Personal information
- Born: July 21, 1979 (age 47) River Ridge, Louisiana, U.S.
- Listed height: 6 ft 1 in (1.85 m)
- Listed weight: 252 lb (114 kg)

Career information
- High school: John Curtis Christian (River Ridge)
- College: Ohio State
- NFL draft: 2002: 4th round, 99th overall pick

Career history
- Houston Texans (2002–2005); Indianapolis Colts (2006)*;
- * Offseason or practice squad member only

Awards and highlights
- Second-team All-Big Ten (2001);

Career NFL statistics
- Rushing attempts: 374
- Rushing yards: 1,167
- Rushing touchdowns: 10
- Receptions: 44
- Receiving yards: 323
- Receiving touchdowns: 2
- Stats at Pro Football Reference

= Jonathan Wells (American football) =

American football player (born 1979)

Jonathan Wells (born July 21, 1979) is an American former professional football player who was a running back for the Houston Texans of the National Football League (NFL). He played college football for the Ohio State Buckeyes and was selected by the Texans in the fourth round of the 2002 NFL draft.

==Early life==
Wells played high school football at John Curtis Christian High School in his native River Ridge, Louisiana. He assisted the team in capturing three consecutive 4A state championships.

==College career==
Wells played college football with the Ohio State Buckeyes. Despite starting only 15 of 45 career games, he carried 479 times for 2,418 yards and 27 touchdowns, ranking 13th on the school's all-time rushing yards list. He was selected in the 2002 NFL draft by the Houston Texans.

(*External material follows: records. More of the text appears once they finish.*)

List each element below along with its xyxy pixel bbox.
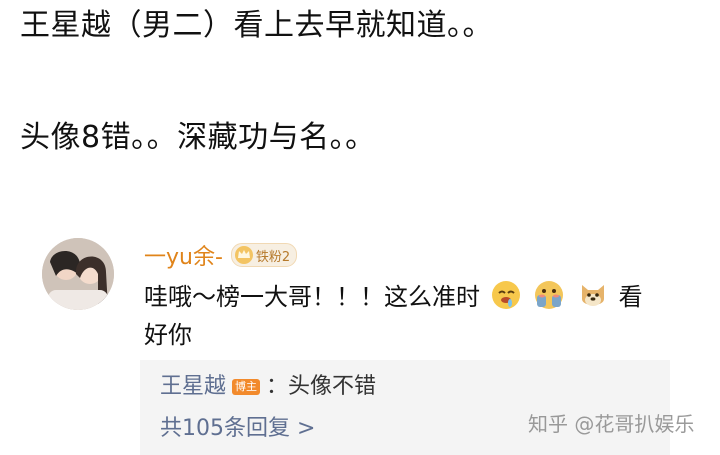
- comment-body: 哇哦～榜一大哥！！！这么准时 看 好你: [144, 278, 654, 354]
- fan-badge[interactable]: 铁粉2: [230, 243, 298, 267]
- crown-icon: [234, 246, 253, 264]
- comment-header: 一yu余- 铁粉2: [144, 238, 298, 272]
- comment-text-line-2: 好你: [144, 321, 192, 349]
- shy-face-icon: [535, 281, 564, 309]
- reply-preview: 王星越 博主 ：头像不错: [160, 372, 376, 402]
- avatar[interactable]: [42, 238, 114, 310]
- fan-badge-label: 铁粉2: [255, 249, 291, 265]
- doge-icon: [581, 285, 604, 306]
- caption-line-1: 王星越（男二）看上去早就知道。。: [20, 8, 493, 43]
- view-replies-link[interactable]: 共105条回复 >: [160, 414, 315, 444]
- comment-username[interactable]: 一yu余-: [144, 239, 223, 271]
- drooling-face-icon: [491, 281, 520, 309]
- caption-line-2: 头像8错。。深藏功与名。。: [20, 120, 376, 155]
- reply-author[interactable]: 王星越: [160, 372, 226, 402]
- host-badge: 博主: [232, 379, 261, 395]
- watermark: 知乎 @花哥扒娱乐: [528, 412, 695, 436]
- comment-text-line-1-tail: 看: [618, 283, 643, 311]
- comment-text-line-1: 哇哦～榜一大哥！！！这么准时: [144, 283, 480, 311]
- reply-text: ：头像不错: [266, 374, 377, 399]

He is most remembered by Buckeye fans for his 129 yards rushing 3 touchdown performance against Michigan, to help the Buckeyes beat the 11th-ranked Wolverines 26–20 in Jim Tressel's first year as head coach. His effort helped snap an Ohio State six- game losing streak at Michigan Stadium, getting a win there for the first time since 1987. He was named Ohio State's 2001 season MVP. Wells was also named to the 2nd Team All Big Ten Coaches and Media Teams in 2001.

===College statistics===

| Year | Games | Rushes | Yards | Average | TD |
|---|---|---|---|---|---|
| 1998 | 12 | 41 | 197 | 4.8 | 2 |
| 1999 | 9 | 51 | 292 | 5.7 | 3 |
| 2000 | 12 | 136 | 598 | 4.4 | 6 |
| 2001 | 12 | 251 | 1331 | 5.2 | 16 |
| Total | 45 | 479 | 2,418 | 5.0 | 27 |

==Professional career==
Wells was selected by the Houston Texans in the fourth round, with the 99th overall pick, of the 2002 NFL draft. He played for the Texans from 2002 to 2005. He became a free agent after the 2005 season.

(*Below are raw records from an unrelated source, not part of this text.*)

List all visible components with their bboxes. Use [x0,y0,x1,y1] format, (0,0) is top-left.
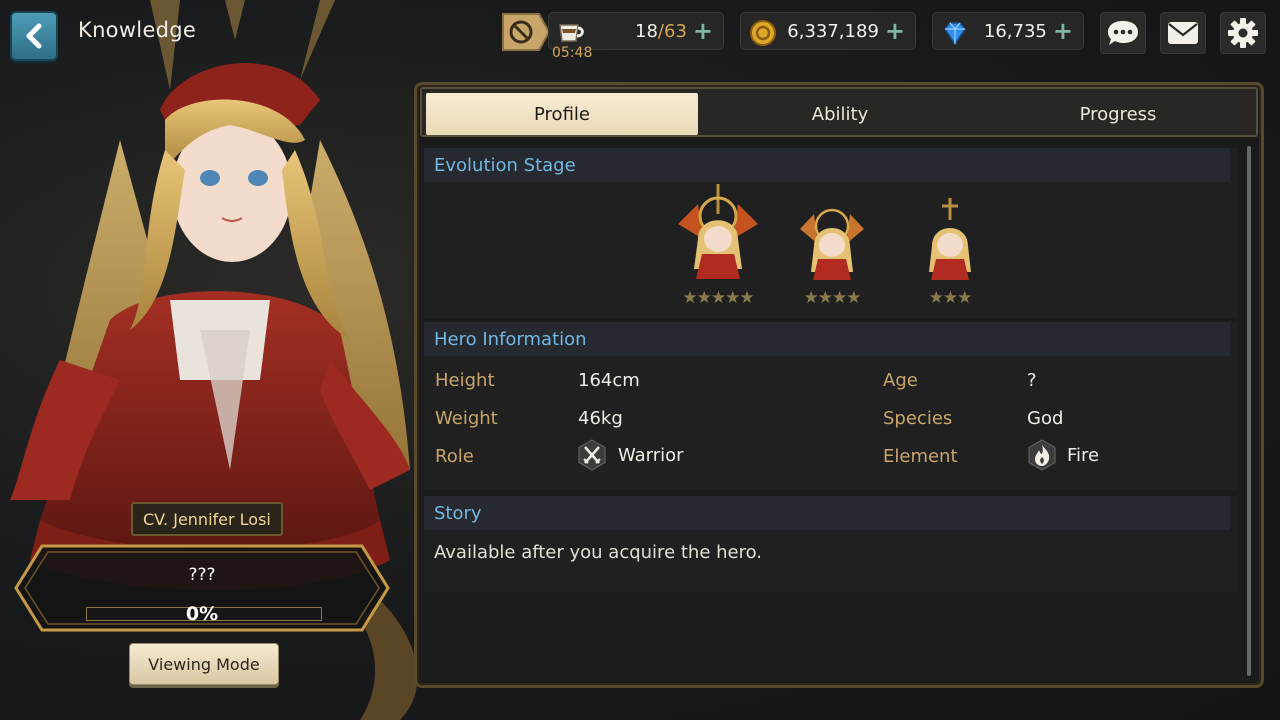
evolution-stars: ★★★★ [803,288,862,308]
gem-counter[interactable]: 16,735 + [932,12,1084,50]
age-value: ? [1027,370,1037,391]
mail-button[interactable] [1160,12,1206,54]
height-value: 164cm [578,370,640,391]
section-title: Hero Information [424,322,1230,356]
element-label: Element [883,446,958,467]
gold-coin-icon [749,19,777,51]
envelope-icon [1168,22,1198,44]
height-label: Height [435,370,495,391]
species-label: Species [883,408,953,429]
evolution-stars: ★★★ [928,288,973,308]
stamina-timer: 05:48 [552,45,593,61]
hero-chibi-5star-icon [678,184,758,279]
chat-bubble-icon [1108,21,1138,45]
tab-profile[interactable]: Profile [426,93,698,135]
evolution-section: Evolution Stage ★★★★★ ★★★★ ★★★ [424,148,1238,318]
gear-icon [1228,18,1258,48]
story-section: Story Available after you acquire the he… [424,496,1238,592]
crossed-swords-icon [578,439,606,471]
chat-button[interactable] [1100,12,1146,54]
age-label: Age [883,370,918,391]
role-label: Role [435,446,474,467]
hero-chibi-3star-icon [929,198,971,280]
weight-label: Weight [435,408,498,429]
tab-progress[interactable]: Progress [982,93,1254,135]
stamina-current: 18 [635,20,658,42]
add-stamina-button[interactable]: + [693,19,713,43]
chevron-left-icon [26,23,42,49]
page-title: Knowledge [78,18,197,42]
diamond-icon [941,19,969,51]
stamina-icon-tag [501,12,551,52]
add-gold-button[interactable]: + [885,19,905,43]
role-value: Warrior [618,445,684,466]
hero-chibi-4star-icon [800,208,864,280]
settings-button[interactable] [1220,12,1266,54]
weight-value: 46kg [578,408,623,429]
add-gems-button[interactable]: + [1053,19,1073,43]
section-title: Story [424,496,1230,530]
evolution-stage-3star[interactable]: ★★★ [900,184,1000,308]
species-value: God [1027,408,1064,429]
flame-icon [1028,439,1056,471]
section-title: Evolution Stage [424,148,1230,182]
gold-counter[interactable]: 6,337,189 + [740,12,916,50]
tab-ability[interactable]: Ability [704,93,976,135]
evolution-stars: ★★★★★ [682,288,754,308]
tab-bar: Profile Ability Progress [420,87,1258,137]
story-text: Available after you acquire the hero. [434,542,763,563]
scrollbar-thumb[interactable] [1247,146,1251,676]
viewing-mode-button[interactable]: Viewing Mode [129,643,279,685]
stamina-max: /63 [657,20,687,42]
hero-mystery-label: ??? [188,565,216,585]
element-value: Fire [1067,445,1100,466]
gem-amount: 16,735 [983,20,1047,42]
back-button[interactable] [10,11,58,61]
evolution-stage-5star[interactable]: ★★★★★ [668,184,768,308]
collection-progress-percent: 0% [185,603,219,625]
gold-amount: 6,337,189 [787,20,879,42]
evolution-stage-4star[interactable]: ★★★★ [782,184,882,308]
hero-information-section: Hero Information Height 164cm Weight 46k… [424,322,1238,490]
voice-actor-badge: CV. Jennifer Losi [131,502,283,536]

Wells signed with the Indianapolis Colts on August 29, 2006. He was released on September 2, 2006.

==Post-football career==
After his football career, Wells co-founded From the Ground Up Records with fellow NFL player, Charles Grant and Carlos Diaz. The label has signed multiple artists such as Titanium, King Kun, Gangsta Luck, and Solid (American Rapper), and Mullage who are now signed to Jive Records.